I’ve mentioned it before, but I can NOT follow a recipe as written. EVER. Recipes are so restricting to me. I love to use them as a guide and then let the creative juices flow!
This pasta recipe is a prime example of that! When I first saw this recipe in July’s Magazine of the Month (who else went ALL day yesterday thinking it was July 31) I thought it looked so yummy. I love pretty much anything pesto and I thought that the addition of garbanzo beans was a fantastic addition to a traditional pasta dish. But that is pretty much all the original recipe was pasta, garbanzo beans, and canned tuna. Yummy but it still needed some umph!
So using chicken, because that is what I had, and some fresh, local plump grape tomatoes, and tangy feta cheese this pasta went from delightful to one that I now crave regularly! A true sign of a winner!
Note: This pasta dish would even be wonderful without the chicken as a flavorful and filling vegetarian option.

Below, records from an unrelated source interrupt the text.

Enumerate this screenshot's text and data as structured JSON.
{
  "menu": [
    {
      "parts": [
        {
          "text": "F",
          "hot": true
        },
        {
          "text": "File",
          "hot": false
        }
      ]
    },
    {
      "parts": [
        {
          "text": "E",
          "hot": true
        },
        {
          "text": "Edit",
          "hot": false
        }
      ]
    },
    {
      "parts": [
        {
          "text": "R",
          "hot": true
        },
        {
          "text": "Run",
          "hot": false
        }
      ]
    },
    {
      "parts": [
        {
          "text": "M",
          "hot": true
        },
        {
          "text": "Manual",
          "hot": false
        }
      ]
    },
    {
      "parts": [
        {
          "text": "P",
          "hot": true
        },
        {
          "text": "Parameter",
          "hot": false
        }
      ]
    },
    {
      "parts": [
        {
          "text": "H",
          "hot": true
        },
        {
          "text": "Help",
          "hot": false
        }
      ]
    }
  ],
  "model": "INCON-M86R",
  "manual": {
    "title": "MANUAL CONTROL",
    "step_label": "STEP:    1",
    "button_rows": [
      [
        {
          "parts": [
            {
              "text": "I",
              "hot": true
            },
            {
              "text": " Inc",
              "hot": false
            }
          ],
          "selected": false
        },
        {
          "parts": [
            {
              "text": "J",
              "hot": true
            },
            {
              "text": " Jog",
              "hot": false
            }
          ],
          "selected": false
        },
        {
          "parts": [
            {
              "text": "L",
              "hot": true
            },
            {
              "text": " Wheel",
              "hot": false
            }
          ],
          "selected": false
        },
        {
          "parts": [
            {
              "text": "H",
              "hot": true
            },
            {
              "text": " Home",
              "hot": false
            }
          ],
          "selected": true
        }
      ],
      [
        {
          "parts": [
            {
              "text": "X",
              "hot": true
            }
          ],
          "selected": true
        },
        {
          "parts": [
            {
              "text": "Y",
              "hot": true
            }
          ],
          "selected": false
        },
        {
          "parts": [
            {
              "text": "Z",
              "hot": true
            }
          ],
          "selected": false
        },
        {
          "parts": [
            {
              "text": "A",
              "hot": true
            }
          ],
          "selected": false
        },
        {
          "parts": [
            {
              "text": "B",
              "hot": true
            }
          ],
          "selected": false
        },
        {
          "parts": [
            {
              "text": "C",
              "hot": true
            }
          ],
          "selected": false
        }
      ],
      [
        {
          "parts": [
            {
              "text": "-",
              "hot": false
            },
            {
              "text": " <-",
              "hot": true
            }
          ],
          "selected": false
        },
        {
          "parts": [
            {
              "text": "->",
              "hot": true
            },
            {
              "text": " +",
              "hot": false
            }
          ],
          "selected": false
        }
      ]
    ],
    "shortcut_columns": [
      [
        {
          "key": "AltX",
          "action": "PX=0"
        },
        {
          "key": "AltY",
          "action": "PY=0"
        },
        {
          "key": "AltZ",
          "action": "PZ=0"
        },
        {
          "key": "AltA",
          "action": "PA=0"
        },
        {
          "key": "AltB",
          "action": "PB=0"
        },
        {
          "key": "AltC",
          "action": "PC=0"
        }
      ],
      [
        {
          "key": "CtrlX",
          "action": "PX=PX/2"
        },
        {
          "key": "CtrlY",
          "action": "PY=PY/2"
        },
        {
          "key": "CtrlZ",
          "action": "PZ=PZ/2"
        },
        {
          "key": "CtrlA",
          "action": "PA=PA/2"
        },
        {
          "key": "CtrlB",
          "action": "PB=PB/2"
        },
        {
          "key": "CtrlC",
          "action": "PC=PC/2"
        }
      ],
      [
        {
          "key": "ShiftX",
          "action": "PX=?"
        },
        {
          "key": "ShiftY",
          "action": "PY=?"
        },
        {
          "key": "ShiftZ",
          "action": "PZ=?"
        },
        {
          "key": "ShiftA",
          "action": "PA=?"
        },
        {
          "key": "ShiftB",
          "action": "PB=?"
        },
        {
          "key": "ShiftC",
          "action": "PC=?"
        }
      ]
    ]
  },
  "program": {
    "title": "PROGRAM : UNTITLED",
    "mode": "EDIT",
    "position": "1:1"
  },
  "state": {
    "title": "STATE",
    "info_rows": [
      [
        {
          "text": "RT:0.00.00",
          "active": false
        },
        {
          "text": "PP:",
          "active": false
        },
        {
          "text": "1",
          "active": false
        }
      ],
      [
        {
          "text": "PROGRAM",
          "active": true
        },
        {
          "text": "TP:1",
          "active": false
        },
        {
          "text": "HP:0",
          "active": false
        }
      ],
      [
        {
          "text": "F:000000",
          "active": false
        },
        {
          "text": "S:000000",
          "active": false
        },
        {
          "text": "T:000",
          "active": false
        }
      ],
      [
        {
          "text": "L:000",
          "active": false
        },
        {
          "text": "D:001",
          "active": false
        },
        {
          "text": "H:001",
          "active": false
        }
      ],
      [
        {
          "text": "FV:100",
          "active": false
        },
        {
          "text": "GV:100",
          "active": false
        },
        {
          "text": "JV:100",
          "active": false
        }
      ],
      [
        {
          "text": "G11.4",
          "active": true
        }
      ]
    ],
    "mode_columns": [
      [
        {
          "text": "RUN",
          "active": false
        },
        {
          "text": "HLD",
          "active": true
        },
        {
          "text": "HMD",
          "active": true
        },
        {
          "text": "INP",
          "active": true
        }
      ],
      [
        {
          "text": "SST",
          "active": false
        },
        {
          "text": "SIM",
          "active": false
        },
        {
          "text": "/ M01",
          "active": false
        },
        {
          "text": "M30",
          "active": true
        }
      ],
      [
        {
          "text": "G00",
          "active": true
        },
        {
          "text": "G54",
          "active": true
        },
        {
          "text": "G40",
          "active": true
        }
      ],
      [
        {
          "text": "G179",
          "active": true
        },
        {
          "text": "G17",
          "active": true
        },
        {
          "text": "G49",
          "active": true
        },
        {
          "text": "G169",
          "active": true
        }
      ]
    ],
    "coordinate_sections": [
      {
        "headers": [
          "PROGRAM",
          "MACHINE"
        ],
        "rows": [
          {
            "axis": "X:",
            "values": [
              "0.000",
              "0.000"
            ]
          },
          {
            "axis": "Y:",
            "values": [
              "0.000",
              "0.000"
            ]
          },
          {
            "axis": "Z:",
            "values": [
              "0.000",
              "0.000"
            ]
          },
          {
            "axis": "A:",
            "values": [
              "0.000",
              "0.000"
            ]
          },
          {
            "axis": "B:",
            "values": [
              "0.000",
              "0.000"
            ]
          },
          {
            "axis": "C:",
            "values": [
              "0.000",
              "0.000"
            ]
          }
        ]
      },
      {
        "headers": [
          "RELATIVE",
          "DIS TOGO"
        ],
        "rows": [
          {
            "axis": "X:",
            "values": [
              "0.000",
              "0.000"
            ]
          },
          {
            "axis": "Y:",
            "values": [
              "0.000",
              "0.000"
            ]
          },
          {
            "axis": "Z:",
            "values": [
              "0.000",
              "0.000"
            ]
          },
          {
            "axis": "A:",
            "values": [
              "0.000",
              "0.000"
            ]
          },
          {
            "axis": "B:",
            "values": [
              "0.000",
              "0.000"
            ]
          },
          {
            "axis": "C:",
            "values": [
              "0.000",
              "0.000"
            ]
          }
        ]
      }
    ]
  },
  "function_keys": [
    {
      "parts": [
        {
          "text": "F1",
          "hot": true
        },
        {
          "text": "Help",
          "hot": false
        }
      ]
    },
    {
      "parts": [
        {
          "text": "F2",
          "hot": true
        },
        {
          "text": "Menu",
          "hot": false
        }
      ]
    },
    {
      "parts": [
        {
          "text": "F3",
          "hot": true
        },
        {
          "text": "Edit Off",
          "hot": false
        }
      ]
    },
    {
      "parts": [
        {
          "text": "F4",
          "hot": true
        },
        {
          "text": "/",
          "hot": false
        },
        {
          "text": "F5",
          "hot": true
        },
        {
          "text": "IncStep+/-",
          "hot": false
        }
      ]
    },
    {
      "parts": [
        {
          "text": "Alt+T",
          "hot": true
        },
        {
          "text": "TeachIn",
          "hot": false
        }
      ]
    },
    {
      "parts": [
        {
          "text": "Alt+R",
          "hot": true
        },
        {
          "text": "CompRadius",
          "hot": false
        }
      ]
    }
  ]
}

One Year Ago: Black Cow Ice Cream Soda
Two Years Ago: Cookbook Review: Rachael Ray’s Classic 30-Minute Meals: The All Occasion Cookbook
Summer Pesto Pasta
Prep Time: 10 minutes Cook Time: 10 minutes Serves 6
2 chicken breasts, boiled and shredded
3 tablespoon olive oil
1 garlic clove, minced
1 (15 ounce) can garbanzo beans, rinsed and drained
1 pint grape tomatoes, sliced in half
1 (12 ounce) package angle hair pasta, cooked according to package directions
½ cup prepared pesto (recipe below)
Feta cheese, for topping
Cook garlic clove in a skillet with olive oil for 1 minute. Stir in beans and tomatoes and cook for 1 to 2 minutes more. Add pesto and cooked chicken. Toss sauce mixture with prepared pasta. Serve hot or cold, topped with feta cheese.
recipe inspired by Food Network Magazine, March 2011
1 (4 ounce) package basil leaves
1 (2.25 ounce) package pine nuts, toasted
2 garlic cloves, chopped
1/3 cup olive oil
½ cup parmesan cheese
Salt and pepper, to taste
Place all the ingredients in food processor and blend until almost smooth.